Figure 4.10: Oblique aerial photography of the terminus of Tasman Glacier in (A) March 2007 showing the state of the terminus immediately prior to breakup (Photo: S. Winkler) and (B) February 2008 after breakup. Note that several large and coherent icebergs have already calved from the terminus in (A) and that a large number of icebergs were preserved over the following year.

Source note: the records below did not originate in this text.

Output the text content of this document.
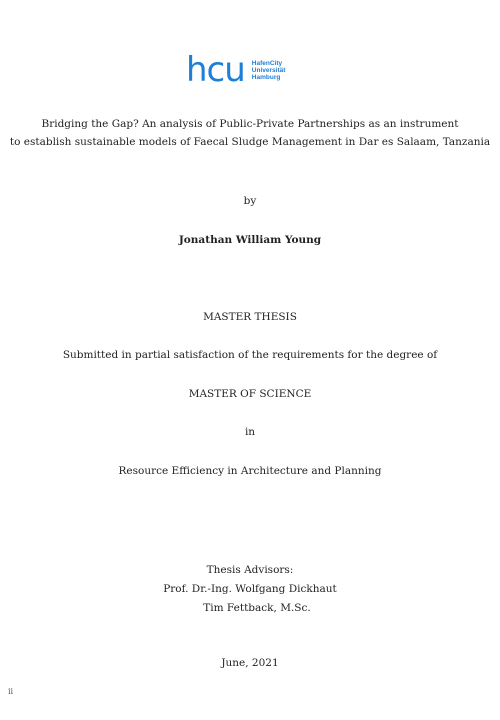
hcu HafenCity
Universität
Hamburg
Bridging the Gap? An analysis of Public-Private Partnerships as an instrument
to establish sustainable models of Faecal Sludge Management in Dar es Salaam, Tanzania
by
Jonathan William Young
MASTER THESIS
Submitted in partial satisfaction of the requirements for the degree of
MASTER OF SCIENCE
in
Resource Efficiency in Architecture and Planning
Thesis Advisors:
Prof. Dr.-Ing. Wolfgang Dickhaut
Tim Fettback, M.Sc.
June, 2021
ii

Previous work (e.g., Dykes et al., 2011) has indicated that terminus disintegration in April 2007 was potentially initiated by significant rainfall falling within the region in the months prior to calving. Rain falling within the Tasman Glacier catchment can cause up to 5 m increase in lake level over short (c. 48 hours) time periods (see chapter 5). Such fluctuations at an unstable terminus have the potential to instigate calving by exceeding the threshold of flotation (Boyce et al., 2007). The direct link between lake level fluctuations and buoyancy–driven calving at Tasman Glacier remains unclear as not all events of this type are associated with increased lake–level (chapter 8). However, at a terminus approaching the critical threshold for flotation, lake–level fluctuations may increase stress into the terminus region, further destabilising the terminus and increasing the likelihood of high–magnitude calving events. This is discussed further in the following sections.
Figure 4.11: False colour ASTER image of Tasman Lake at the start of April 2007 showing the disintegration of the lower section of the Tasman Glacier terminus pictured in Figure 4.10A. The presence of white icebergs within the region of the former terminus indicates that calving has taken place in the days prior to image acquisition.